All these events were opportunities for cross-pollination, Dean said, bringing activists, researchers and innovators together with legislators and entrepreneurs. Over the course of the week, Dean heard from farmers pioneering sustainable sea cucumber farming in Panama and from engineers developing solar-powered refrigerators. At REGEN House, she heard from corporate executives working to move the financial burden of more sustainable and responsive supply chains from farmers to international conglomerates. Likewise, Dean and her colleagues were able to share exciting work going on at the university, including work by GFI, the Alliance for a Sustainable Future and other interdisciplinary initiatives.
“There was a sense of like-minded people who were energized to be together and to talk about what was working in face of a pretty important situation, and having GW there was exciting,” Dean said. “We were right there in the midst of it all, lifting up some of the great things happening at the university.”
At the Food Tank and James Beard summit, Dean said she was pleased and excited to be able to present some of GFI’s work but was equally if not more motivated by the conversations she had with fellow attendees, especially chefs and restauranteurs. She said the GFI report could crystalize issues faced by individual restaurant workers into a more industry-wide movement for better food policy.

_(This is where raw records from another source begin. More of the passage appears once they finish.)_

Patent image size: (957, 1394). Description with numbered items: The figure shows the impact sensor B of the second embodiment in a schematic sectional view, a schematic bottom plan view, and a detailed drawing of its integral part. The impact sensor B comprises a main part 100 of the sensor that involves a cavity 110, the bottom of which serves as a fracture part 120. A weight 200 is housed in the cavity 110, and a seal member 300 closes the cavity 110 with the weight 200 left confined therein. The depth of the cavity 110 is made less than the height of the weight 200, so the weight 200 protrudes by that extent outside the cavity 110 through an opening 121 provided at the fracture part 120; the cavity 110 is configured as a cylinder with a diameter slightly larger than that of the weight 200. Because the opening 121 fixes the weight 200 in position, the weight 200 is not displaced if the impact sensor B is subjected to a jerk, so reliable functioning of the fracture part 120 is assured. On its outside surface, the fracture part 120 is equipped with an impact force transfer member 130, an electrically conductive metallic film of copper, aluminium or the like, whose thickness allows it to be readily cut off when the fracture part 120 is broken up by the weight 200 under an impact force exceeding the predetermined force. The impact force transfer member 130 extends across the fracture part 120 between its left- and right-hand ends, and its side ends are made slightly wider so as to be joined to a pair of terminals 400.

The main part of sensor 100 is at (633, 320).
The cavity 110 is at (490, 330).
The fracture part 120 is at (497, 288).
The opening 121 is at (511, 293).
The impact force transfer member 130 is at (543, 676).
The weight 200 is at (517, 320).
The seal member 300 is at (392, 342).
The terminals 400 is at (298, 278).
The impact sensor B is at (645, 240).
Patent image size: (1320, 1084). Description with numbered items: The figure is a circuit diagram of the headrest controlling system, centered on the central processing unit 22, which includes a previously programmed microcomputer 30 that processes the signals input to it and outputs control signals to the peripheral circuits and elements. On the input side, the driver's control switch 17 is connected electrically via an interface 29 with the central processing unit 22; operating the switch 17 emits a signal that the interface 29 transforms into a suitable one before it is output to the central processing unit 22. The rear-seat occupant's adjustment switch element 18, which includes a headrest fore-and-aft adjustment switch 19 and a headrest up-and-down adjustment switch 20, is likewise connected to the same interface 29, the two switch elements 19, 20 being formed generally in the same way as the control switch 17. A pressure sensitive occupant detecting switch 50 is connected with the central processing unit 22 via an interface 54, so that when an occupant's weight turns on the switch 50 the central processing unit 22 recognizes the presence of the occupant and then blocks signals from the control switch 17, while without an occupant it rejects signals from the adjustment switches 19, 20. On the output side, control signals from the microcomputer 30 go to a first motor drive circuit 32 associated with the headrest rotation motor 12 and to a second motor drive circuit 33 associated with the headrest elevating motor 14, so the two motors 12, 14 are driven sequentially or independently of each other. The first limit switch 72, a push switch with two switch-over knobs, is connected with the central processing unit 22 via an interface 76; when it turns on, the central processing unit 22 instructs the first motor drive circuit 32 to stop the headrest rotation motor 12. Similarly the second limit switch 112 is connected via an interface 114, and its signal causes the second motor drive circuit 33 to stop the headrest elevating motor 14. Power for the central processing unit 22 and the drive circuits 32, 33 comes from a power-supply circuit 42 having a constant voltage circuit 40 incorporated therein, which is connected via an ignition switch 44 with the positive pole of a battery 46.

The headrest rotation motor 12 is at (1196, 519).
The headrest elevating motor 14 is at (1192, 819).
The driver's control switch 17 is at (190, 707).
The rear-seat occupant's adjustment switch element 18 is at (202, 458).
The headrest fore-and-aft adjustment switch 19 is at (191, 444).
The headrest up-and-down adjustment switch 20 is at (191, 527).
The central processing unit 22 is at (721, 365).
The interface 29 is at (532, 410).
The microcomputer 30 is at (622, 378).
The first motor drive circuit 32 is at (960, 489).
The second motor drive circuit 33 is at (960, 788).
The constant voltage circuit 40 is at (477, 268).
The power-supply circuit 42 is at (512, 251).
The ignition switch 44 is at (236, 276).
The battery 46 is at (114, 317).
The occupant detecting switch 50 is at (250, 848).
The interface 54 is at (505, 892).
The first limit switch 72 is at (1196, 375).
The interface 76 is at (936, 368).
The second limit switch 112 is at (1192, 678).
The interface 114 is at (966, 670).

“A lot of the conversation you heard was about things [restaurants] are doing in their own community to be sustainable players, which is important part of the conversation. But another part is that we're not going to fix this without shifts in policy,” Dean said. “Having GW issue that report kind of codifies their experience formally, which really felt validating to them. But it also is empowering, because now, when they talk to policymakers about tackling this problem, they can speak more globally across the industry. So we want to help them bridge from one space to another.”